NDSS2021
Manipulating the Byzantine: Optimizing Model Poisoning Attacks and Defenses for Federated Learning
Virat Shejwalkar, Amir Houmansadr
Abstract
—Federated learning (FL) enables many data owners (e.g., mobile devices) to train a joint ML model (e.g., a next-word prediction classifier) without the need of sharing their private training data. However, FL is known to be susceptible to poisoning attacks by malicious participants (e.g., adversary-owned mobile devices) who aim at hampering the accuracy of the jointly trained model through sending malicious inputs during the federated training process.

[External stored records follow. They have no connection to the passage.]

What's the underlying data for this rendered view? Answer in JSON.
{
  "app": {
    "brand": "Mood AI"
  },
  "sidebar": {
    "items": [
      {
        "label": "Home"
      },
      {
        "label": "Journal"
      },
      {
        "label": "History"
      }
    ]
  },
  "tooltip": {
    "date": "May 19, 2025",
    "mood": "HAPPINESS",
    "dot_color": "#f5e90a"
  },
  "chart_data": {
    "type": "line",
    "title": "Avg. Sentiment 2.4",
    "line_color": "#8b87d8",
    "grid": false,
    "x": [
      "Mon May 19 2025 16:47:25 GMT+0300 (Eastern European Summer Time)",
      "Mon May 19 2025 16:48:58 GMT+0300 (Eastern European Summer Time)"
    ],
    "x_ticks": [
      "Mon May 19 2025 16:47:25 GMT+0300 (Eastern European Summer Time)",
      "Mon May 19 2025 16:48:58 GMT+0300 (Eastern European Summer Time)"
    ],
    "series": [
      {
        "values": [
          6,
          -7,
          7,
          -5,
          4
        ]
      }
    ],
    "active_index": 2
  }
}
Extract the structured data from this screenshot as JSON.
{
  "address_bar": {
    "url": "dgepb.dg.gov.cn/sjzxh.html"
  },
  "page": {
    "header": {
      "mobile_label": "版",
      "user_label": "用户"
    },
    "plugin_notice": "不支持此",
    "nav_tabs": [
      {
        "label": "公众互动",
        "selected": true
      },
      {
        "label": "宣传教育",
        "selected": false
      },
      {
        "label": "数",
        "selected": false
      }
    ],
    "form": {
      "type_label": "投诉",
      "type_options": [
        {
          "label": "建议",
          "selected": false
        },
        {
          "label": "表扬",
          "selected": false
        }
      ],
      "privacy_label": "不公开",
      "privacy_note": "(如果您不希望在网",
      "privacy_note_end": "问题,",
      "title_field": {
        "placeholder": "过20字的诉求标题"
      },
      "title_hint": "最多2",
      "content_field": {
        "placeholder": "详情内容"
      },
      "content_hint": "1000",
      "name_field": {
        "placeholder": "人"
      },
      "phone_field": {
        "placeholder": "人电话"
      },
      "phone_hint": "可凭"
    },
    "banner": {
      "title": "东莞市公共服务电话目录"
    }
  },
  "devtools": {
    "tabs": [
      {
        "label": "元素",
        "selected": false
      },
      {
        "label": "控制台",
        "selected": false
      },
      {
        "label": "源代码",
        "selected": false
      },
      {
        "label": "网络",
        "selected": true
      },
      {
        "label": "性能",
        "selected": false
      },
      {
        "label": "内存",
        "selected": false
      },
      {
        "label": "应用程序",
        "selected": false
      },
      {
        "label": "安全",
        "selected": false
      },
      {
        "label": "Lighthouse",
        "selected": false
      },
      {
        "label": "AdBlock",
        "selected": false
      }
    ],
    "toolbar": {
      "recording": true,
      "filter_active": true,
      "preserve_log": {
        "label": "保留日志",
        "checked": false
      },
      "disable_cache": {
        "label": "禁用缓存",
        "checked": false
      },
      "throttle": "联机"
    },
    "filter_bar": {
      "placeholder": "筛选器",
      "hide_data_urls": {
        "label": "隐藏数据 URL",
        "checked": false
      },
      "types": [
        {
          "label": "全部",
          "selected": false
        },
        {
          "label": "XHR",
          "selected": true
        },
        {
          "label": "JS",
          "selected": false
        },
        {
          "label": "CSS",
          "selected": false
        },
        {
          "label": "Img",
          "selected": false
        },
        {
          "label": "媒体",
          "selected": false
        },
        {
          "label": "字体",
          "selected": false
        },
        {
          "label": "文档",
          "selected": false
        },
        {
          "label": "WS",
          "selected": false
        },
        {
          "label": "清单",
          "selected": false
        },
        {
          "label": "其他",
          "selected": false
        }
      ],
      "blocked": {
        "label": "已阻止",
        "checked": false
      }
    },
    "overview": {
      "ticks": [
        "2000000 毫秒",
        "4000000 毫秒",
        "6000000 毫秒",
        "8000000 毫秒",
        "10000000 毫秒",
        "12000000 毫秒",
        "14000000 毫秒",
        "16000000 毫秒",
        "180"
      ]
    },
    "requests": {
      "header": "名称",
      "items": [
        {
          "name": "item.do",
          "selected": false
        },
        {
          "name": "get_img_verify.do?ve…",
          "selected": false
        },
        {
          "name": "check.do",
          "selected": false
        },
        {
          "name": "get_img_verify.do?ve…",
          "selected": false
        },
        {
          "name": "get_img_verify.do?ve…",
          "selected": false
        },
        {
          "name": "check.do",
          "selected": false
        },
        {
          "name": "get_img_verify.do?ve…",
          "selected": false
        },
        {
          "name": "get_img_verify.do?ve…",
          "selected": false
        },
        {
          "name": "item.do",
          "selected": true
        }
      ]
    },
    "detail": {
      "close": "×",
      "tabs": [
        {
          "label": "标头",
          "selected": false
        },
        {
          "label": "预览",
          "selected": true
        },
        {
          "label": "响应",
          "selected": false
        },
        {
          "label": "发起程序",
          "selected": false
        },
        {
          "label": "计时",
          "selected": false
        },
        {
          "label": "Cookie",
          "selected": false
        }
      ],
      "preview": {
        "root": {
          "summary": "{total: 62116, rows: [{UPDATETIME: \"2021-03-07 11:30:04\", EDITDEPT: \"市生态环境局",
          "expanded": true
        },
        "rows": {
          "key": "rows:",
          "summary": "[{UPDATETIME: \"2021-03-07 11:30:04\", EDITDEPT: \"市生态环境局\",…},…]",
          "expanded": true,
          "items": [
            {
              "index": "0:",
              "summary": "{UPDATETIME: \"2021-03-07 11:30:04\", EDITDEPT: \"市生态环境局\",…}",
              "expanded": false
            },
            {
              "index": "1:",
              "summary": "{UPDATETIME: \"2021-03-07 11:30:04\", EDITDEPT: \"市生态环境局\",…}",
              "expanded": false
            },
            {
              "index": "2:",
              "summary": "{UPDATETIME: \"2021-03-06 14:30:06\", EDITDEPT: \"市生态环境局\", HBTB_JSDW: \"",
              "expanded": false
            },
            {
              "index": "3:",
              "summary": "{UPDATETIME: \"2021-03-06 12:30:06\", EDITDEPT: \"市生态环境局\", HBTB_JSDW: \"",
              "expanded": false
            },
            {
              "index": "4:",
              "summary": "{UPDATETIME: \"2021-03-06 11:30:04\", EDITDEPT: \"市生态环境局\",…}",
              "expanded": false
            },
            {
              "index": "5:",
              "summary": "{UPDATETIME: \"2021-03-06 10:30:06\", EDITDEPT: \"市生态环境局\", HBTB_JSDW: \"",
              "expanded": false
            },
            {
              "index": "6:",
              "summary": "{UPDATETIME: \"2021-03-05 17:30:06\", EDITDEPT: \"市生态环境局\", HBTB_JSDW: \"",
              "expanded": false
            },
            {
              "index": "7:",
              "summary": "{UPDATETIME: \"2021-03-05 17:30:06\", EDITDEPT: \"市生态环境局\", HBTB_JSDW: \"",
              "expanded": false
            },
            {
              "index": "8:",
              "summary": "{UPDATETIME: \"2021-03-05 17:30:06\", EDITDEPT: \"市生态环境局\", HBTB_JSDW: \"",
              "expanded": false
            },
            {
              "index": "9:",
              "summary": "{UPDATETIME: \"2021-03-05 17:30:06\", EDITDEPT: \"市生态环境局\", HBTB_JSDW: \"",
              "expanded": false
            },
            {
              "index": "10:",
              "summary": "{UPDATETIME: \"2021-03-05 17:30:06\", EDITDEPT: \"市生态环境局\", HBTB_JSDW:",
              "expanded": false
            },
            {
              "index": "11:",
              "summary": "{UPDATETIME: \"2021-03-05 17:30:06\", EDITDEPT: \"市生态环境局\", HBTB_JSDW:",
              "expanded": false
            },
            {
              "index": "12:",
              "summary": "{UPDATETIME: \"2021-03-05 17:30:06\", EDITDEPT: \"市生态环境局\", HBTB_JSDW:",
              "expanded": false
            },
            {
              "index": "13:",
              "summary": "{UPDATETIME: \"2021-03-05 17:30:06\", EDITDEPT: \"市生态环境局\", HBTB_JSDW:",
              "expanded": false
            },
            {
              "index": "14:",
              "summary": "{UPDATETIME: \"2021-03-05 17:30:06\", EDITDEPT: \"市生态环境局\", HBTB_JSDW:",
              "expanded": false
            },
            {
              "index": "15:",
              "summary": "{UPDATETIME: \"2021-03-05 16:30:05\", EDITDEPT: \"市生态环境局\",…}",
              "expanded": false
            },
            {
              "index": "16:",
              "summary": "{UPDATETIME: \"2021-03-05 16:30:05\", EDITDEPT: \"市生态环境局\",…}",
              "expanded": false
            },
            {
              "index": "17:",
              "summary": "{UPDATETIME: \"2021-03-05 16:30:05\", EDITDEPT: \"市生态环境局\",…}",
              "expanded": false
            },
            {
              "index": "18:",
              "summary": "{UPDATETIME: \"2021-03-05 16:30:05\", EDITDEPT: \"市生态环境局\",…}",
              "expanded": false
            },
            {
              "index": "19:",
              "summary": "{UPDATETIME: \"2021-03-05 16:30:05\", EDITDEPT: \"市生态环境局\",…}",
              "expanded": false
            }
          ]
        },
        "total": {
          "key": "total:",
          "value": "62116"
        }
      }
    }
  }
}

In this paper, we present a generic framework for model poisoning attacks on FL. We show that our framework leads to poisoning attacks that substantially outperform state-of-the-art model poisoning attacks by large margins. For instance, our attacks result in 1 . 5 × to 60 × higher reductions in the accuracy of FL models compared to previously discovered poisoning attacks. Our work demonstrates that existing Byzantine-robust FL algorithms are significantly more susceptible to model poisoning than previously thought. Motivated by this, we design a defense against FL poisoning, called divide-and-conquer (DnC). We demonstrate that DnC outperforms all existing Byzantine-robust FL algorithms in defeating model poisoning attacks, specifically, it is 2 . 5 × to 12 × more resilient in our experiments with different datasets and models.